Philipp Nicolas M, McKay Ben, Martin Ethan, Cabarkapa Dimitrije, Fry Andrew C, Troester Jordan
Jayhawk Athletic Performance Laboratory-Wu Tsai Human Performance Alliance, University of Kansas, Lawrence, KS, United States.
Centre for Medical and Exercise Physiology, School of Medicine, University of Wollongong, Wollongong, NSW, Australia.
Front Sports Act Living. 2024 Jul 1;6:1384476. doi: 10.3389/fspor.2024.1384476. eCollection 2024.
With recent increases in the popularity of studying the physical construct of horizontal deceleration performance in team-sport athletes, the aim of the present study was to assess the inter-rater and intra-rater reliability of processing and quantifying horizontal deceleration ability using radar technology.

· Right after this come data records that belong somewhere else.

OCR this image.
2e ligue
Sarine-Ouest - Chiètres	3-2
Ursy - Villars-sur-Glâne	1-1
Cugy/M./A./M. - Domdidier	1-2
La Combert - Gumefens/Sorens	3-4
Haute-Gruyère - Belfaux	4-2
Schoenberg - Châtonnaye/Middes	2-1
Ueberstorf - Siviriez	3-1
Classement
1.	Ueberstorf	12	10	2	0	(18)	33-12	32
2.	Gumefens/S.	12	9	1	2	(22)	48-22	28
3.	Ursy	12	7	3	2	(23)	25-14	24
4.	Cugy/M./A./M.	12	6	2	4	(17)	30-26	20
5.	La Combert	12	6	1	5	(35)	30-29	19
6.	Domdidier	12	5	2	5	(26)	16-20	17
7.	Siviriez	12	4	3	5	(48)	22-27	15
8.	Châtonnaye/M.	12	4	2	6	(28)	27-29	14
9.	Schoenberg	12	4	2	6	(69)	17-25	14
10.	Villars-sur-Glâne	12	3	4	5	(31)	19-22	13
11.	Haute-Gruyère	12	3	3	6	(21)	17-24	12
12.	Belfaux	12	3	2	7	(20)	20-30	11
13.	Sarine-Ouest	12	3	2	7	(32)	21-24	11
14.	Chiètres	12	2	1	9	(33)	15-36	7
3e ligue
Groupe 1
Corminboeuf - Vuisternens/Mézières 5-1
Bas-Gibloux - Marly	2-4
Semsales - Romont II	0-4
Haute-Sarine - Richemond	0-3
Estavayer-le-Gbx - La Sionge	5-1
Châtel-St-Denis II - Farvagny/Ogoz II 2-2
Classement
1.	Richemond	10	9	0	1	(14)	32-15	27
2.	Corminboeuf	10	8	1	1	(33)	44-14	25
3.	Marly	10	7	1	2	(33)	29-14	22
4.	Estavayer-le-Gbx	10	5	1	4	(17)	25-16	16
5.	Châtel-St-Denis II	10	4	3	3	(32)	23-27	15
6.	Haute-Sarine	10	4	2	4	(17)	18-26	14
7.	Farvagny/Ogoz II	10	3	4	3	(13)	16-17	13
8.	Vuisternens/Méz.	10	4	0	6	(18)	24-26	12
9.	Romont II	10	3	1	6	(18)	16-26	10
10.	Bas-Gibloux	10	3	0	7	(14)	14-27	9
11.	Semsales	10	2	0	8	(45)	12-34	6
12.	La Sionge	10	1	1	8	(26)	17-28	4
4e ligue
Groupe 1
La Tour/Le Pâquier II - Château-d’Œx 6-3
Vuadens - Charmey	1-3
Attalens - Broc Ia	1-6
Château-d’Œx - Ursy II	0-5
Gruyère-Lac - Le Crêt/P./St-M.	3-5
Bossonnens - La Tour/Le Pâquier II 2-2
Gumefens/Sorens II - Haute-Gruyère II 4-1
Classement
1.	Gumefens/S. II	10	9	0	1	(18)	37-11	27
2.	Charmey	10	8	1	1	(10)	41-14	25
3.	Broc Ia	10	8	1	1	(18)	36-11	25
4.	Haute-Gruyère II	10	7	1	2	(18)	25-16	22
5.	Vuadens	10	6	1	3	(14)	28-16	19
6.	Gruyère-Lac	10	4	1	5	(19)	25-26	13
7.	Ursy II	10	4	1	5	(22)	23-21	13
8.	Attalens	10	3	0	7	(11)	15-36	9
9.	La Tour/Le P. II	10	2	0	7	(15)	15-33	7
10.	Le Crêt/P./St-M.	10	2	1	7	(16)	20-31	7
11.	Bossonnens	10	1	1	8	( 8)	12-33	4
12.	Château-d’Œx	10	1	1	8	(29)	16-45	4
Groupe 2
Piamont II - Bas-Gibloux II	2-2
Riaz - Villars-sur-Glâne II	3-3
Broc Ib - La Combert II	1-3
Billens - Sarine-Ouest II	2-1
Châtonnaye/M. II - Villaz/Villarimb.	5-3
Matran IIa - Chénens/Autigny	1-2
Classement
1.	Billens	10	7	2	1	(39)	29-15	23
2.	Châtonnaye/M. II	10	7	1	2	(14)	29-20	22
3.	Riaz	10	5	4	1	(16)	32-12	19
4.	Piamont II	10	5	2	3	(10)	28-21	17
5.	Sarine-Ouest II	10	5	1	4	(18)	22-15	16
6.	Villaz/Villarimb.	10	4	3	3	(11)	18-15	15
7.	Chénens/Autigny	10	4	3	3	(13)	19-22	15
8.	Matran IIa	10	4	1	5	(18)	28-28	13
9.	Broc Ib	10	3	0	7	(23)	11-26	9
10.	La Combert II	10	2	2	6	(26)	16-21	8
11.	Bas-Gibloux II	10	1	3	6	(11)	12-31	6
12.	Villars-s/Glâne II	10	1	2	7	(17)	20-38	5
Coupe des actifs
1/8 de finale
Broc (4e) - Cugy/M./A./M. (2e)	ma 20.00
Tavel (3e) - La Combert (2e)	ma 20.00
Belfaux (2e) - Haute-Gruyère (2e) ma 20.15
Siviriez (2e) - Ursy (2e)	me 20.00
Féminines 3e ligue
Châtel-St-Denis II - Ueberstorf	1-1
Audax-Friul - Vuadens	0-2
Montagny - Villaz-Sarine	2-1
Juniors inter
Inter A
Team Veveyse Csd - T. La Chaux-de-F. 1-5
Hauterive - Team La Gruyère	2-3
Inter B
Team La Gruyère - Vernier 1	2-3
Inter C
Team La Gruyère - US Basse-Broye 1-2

Data from 92 NCAA Division 1 athletes from two different athletic teams (American football and Lacrosse) were used for the present investigation. All athletes performed two trials of the modified acceleration to deceleration assessment (ADA), which consisted of a maximal 10 m sprint acceleration, followed by a rapid deceleration. Four individual raters manually processed raw, radar-derived instantaneous velocity data for the ADA, and an automated script was used to calculate metrics of interest.
Primary study findings suggest moderate to excellent levels of agreement (ICC = 0.56-0.91) for maximal horizontal deceleration metrics between the four individual raters. The intra-rater analyses revealed poor to excellent consistency (ICC = 0.31-0.94) between ADA trials, with CV%'s ranging from 3.1% to 13.2%, depending on the respective metric and rater.
Our data suggests that if a foundational understanding and agreement of manual data processing procedures for radar-derived data is given between raters, metrics may be interpreted with moderate to excellent levels of confidence. However, when possible, and when using the Stalker ATS radar technology, authors recommend that practitioners use one trained individual to manually process raw data. Ideally, this process should become fully automated, based on selected filters or algorithms, rather than the subjectivity of the rater.
随着近期对团队运动运动员水平减速性能物理结构研究的热度增加,本研究的目的是评估使用雷达技术处理和量化水平减速能力时评分者间和评分者内的可靠性。
本调查使用了来自两个不同运动队(美式橄榄球和长曲棍球)的92名美国大学体育协会(NCAA)一级运动员的数据。所有运动员都进行了两次改良的加速到减速评估(ADA)试验,该试验包括一次最大10米的短跑加速,然后是快速减速。四名个体评分者手动处理ADA试验中雷达获取的原始瞬时速度数据,并使用一个自动化脚本计算感兴趣的指标。
主要研究结果表明,四名个体评分者之间在最大水平减速指标上的一致性水平为中等至优秀(组内相关系数ICC = 0.56 - 0.91)。评分者内分析显示,ADA试验之间的一致性从差到优秀(ICC = 0.31 - 0.94),变异系数(CV%)范围为3.1%至13.2%,具体取决于各自的指标和评分者。
我们的数据表明,如果评分者之间对雷达衍生数据的手动数据处理程序有基本的理解和共识,那么对指标的解释可能具有中等至优秀程度的可信度。然而,在可能的时候,以及在使用跟踪者ATS雷达技术时,作者建议从业者使用一名经过培训的个体来手动处理原始数据。理想情况下,这个过程应该基于选定的过滤器或算法实现完全自动化,而不是依赖评分者的主观性。